Lorsque cette histoire fut dévoilée, ils vivaient chacun de leur côté et faisaient des boulots sérieux. Ils parlèrent de porter plainte, de lancer une enquête, d’organiser une manifestation.

Fassin retourna sur ’glantine, où il s’inscrivit au stage préparatoire qui devait lui permettre de devenir Voyant. Comme il lui restait du temps avant la rentrée, il refit un séjour dans son ancien Habitat, puis se rendit à Boogeytown sur Sepekte, où il s’adonna à la boisson, à la drogue, au sexe, tout en menant une enquête habile et discrète, et en traînant dans des endroits choisis afin de rencontrer certaines personnes. Apparemment, sans même s’en rendre compte, il passa avec succès plusieurs tests, jusqu’au soir où il fut présenté à une fille qui se faisait appeler Aun Liss.

* * *

— Fassin !

Son prénom le tira du sommeil. Troisième Furie. Sa cabine. La nuit noire. Un bruit métallique. Le moniteur indiquait quatre heures. Il était rouge et clignotait. Quelqu’un avait parlé ?

— Quoi ? demanda-t-il en défaisant ses sangles et en se redressant pour flotter vers le centre de la cabine.

— C’est Herv Apsile, dit une voix semblable à celle de ce dernier, mais tout excitée et inquiète. Nous avons un problème. Je crois qu’on nous attaque.

Merde.

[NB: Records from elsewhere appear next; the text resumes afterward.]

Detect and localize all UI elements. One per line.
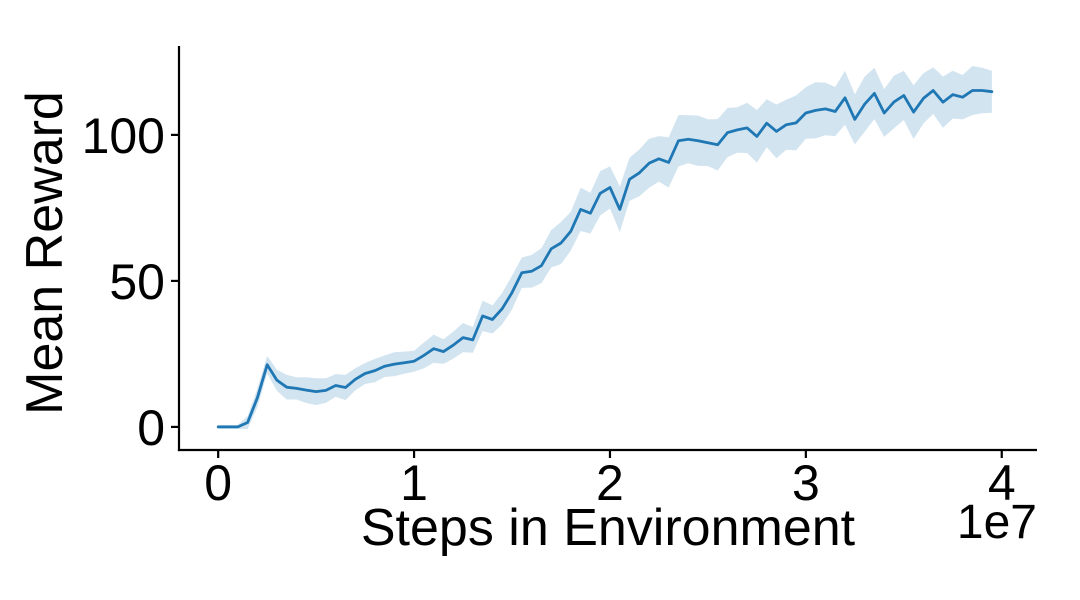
y-tick-label-0: 0 — [137, 400, 165, 456]
x-axis-offset-label: 1e7 — [957, 496, 1037, 549]
x-tick-label-1: 1 — [400, 455, 428, 511]
x-axis-ticks: 0 1 2 3 4 — [204, 450, 1016, 511]
x-tick-label-2: 2 — [596, 455, 624, 511]
x-tick-label-4: 4 — [988, 455, 1016, 511]
y-axis-ticks: 0 50 100 — [82, 108, 179, 456]
y-tick-label-50: 50 — [109, 254, 165, 310]
y-tick-label-100: 100 — [82, 108, 165, 164]
x-tick-label-3: 3 — [792, 455, 820, 511]
confidence-band — [218, 66, 992, 429]
x-tick-label-0: 0 — [204, 455, 232, 511]
mean-reward-line — [216, 89, 994, 429]
y-axis-label: Mean Reward — [16, 91, 74, 415]
x-axis-label: Steps in Environment — [361, 499, 856, 557]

Fassin enfila des vêtements et demanda aux lumières de s’allumer.

— Ce putain de bruit métallique, c’était l’alarme.

— En effet.

— Vous appelez depuis le centre de commandement ?

— Oui.

— Qui sont-ils ?

Une lumière s’alluma au-dessus d’un placard, dont la porte s’escamota pour révéler une combinaison de survie.

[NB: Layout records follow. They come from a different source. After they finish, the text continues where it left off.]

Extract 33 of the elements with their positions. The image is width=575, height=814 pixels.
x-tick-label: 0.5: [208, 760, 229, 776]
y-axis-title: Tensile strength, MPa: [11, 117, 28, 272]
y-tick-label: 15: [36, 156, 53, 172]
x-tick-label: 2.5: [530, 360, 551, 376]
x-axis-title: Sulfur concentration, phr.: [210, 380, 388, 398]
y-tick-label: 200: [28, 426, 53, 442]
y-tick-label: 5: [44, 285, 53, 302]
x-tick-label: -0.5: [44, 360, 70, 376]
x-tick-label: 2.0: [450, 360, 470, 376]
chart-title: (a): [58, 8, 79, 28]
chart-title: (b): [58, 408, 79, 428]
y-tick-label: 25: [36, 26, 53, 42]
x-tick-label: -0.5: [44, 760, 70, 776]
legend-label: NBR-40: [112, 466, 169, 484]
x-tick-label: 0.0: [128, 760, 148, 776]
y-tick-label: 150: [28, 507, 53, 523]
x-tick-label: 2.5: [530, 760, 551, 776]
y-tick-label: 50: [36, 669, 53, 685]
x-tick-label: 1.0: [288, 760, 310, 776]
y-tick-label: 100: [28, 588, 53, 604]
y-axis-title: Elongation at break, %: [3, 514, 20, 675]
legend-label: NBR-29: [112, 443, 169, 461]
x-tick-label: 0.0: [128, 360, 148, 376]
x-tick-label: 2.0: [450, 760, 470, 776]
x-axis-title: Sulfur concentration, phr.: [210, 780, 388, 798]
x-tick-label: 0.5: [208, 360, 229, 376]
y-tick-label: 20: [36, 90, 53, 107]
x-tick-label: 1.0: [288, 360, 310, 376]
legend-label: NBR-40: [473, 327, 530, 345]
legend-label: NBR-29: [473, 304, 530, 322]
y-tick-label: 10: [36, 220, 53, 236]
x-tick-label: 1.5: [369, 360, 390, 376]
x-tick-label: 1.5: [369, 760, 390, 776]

— Aucune idée. Mais deux navires ont déjà été vaporisés. Mettez votre combinaison et…

Les lumières – toutes les lumières – clignotèrent, menacèrent de s’éteindre. Le moniteur, lui, ne se ralluma pas. Un tremblement secoua la cabine. Dans la salle de bain, quelque chose se brisa avec un craquement sec.

— Vous avez senti ? Vous êtes toujours là ? demanda Apsile.

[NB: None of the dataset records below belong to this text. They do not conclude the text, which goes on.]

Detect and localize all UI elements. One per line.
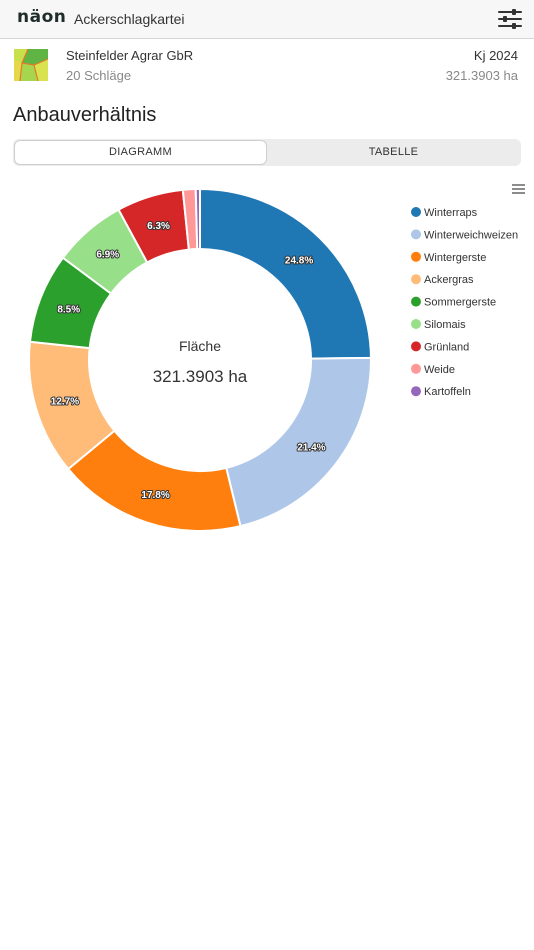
legend-label: Ackergras xyxy=(424,274,474,286)
total-area: 321.3903 ha xyxy=(445,68,518,83)
donut-slice-winterweichweizen[interactable] xyxy=(225,356,372,528)
legend-item-grünland[interactable]: Grünland xyxy=(411,341,469,353)
legend-marker xyxy=(411,296,421,307)
settings-sliders-icon[interactable] xyxy=(497,7,523,31)
tab-tabelle[interactable]: TABELLE xyxy=(368,146,419,158)
section-title: Anbauverhältnis xyxy=(13,104,157,126)
legend-label: Grünland xyxy=(424,341,469,353)
legend-label: Kartoffeln xyxy=(424,386,471,398)
donut-slice-winterraps[interactable] xyxy=(199,187,373,360)
hamburger-menu-icon[interactable] xyxy=(508,182,525,196)
legend-marker xyxy=(411,341,421,352)
legend-item-kartoffeln[interactable]: Kartoffeln xyxy=(411,386,471,398)
field-count: 20 Schläge xyxy=(66,68,132,83)
data-label-grünland: 6.3% xyxy=(147,221,170,232)
center-value: 321.3903 ha xyxy=(153,367,248,386)
legend-label: Weide xyxy=(424,364,455,376)
app-bar: näon Ackerschlagkartei xyxy=(0,0,534,39)
data-label-sommergerste: 8.5% xyxy=(57,305,80,316)
legend-label: Wintergerste xyxy=(424,252,486,264)
app-title: Ackerschlagkartei xyxy=(74,11,185,27)
farm-info-row[interactable]: Steinfelder Agrar GbR 20 Schläge Kj 2024… xyxy=(0,39,534,95)
app-logo: näon xyxy=(17,7,67,27)
legend-label: Winterraps xyxy=(424,207,478,219)
farm-fields-icon xyxy=(14,49,48,81)
farm-name: Steinfelder Agrar GbR xyxy=(66,48,194,63)
legend-marker xyxy=(411,229,421,240)
legend-marker xyxy=(411,386,421,397)
legend-marker xyxy=(411,251,421,262)
legend-marker xyxy=(411,207,421,217)
legend-item-wintergerste[interactable]: Wintergerste xyxy=(411,251,486,264)
legend-marker xyxy=(411,363,421,374)
data-label-ackergras: 12.7% xyxy=(51,397,79,408)
legend-item-winterweichweizen[interactable]: Winterweichweizen xyxy=(411,229,518,241)
legend-item-weide[interactable]: Weide xyxy=(411,363,455,376)
legend-label: Silomais xyxy=(424,319,466,331)
crop-year: Kj 2024 xyxy=(473,48,518,63)
donut-slice-kartoffeln[interactable] xyxy=(194,187,201,251)
legend-item-silomais[interactable]: Silomais xyxy=(411,319,466,331)
view-toggle: DIAGRAMM TABELLE xyxy=(13,139,521,166)
legend-marker xyxy=(411,319,421,329)
data-label-winterweichweizen: 21.4% xyxy=(297,442,325,453)
legend-label: Sommergerste xyxy=(424,297,496,309)
legend-label: Winterweichweizen xyxy=(424,229,518,241)
crop-donut-chart: 24.8%21.4%17.8%12.7%8.5%6.9%6.3% Fläche … xyxy=(28,182,525,532)
legend-item-ackergras[interactable]: Ackergras xyxy=(411,274,474,286)
tab-diagramm[interactable]: DIAGRAMM xyxy=(15,141,266,164)
center-label: Fläche xyxy=(179,338,221,354)
data-label-wintergerste: 17.8% xyxy=(141,490,169,501)
data-label-winterraps: 24.8% xyxy=(285,256,313,267)
legend-item-winterraps[interactable]: Winterraps xyxy=(411,207,478,219)
data-label-silomais: 6.9% xyxy=(96,249,119,260)
legend-marker xyxy=(411,274,421,285)
legend-item-sommergerste[interactable]: Sommergerste xyxy=(411,296,496,309)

— Oui et oui, répondit Fassin en examinant la combinaison.

— Apprêtez-vous et laissez-vous glisser par le conduit d’urgence jusqu’à l’abri du complexe. Vous m’avez entendu ? Fass ?

— Oui, je suis là, finit par répondre ce dernier en se préparant. Herv, c’est ce que vous allez faire ?

— C’est ce que nous sommes supposés faire tous les deux.

Une autre secousse ébranla toute la cabine. Même l’air tremblotait comme de la gelée.

L’alarme se tut, mais d’une manière étrangement inquiétante.

Un éclair traversa le moniteur, qui couina. Fassin sortit la combinaison de son placard.

— Où en est le hangar principal ? demanda-t-il.

— Il est intact. J’ignore ce qui nous tombe dessus, mais cela semble venir de derrière, dans le sens de rotation de Nasq.

— En s’enfonçant dans le complexe, on se rapprocherait des points d’impact, donc.

Était-ce un courant d’air ? Il entendait un genre de sifflement. Il fixa le col de la combinaison autour de son cou et laissa le casque se déployer. Un voile lui couvrit alors l’ouïe et la vue, jusqu’à ce que le casque, jugeant que la situation n’était pas encore dangereuse, se dote d’ouvertures pour lui permettre de respirer, de voir et d’entendre à l’extérieur. Enfin, la partie avant du dispositif s’affina et devint parfaitement transparente.

— Pour l’instant, oui, confirma Apsile. Si la trajectoire des projectiles reste constante, nous ne serons directement menacés que dans deux heures.

Fassin enfila la combinaison, la laissa se connecter au col, s’ajuster aux proportions de son corps en se distendant et en se contractant. Elle était vraiment très confortable.

— C’est ce que vous voulez faire, Herv ? Vous terrer avec les autres comme des souris dans un trou en espérant que le chat ne viendra pas vous chercher ?

— J’exécute les ordres.

— Je sais. Personnellement, j’ai d’autres projets.

Il y eut une pause. Une autre secousse ébranla violemment la cabine. La porte principale s’ouvrit toute seule vers l’intérieur, révélant une volée de marches. La pause se prolongea.

— Herv ? appela-t-il en jetant un regard circulaire sur la cabine, histoire de voir s’il n’oubliait rien. Herv ?

— Rendez-vous là-bas.

Une lumière blanc-bleu intense se découpa sur la toile de fond de Nasqueron, illumina le hangar aux parois luisantes, accentua ses contours et ses angles aigus et projeta des ombres longues et noires alentour. Fassin sursauta. La lumière faiblit rapidement, tournant au jaune, puis à l’orange. On aurait dit un minuscule soleil en train de mourir entre la géante gazeuse et sa lune.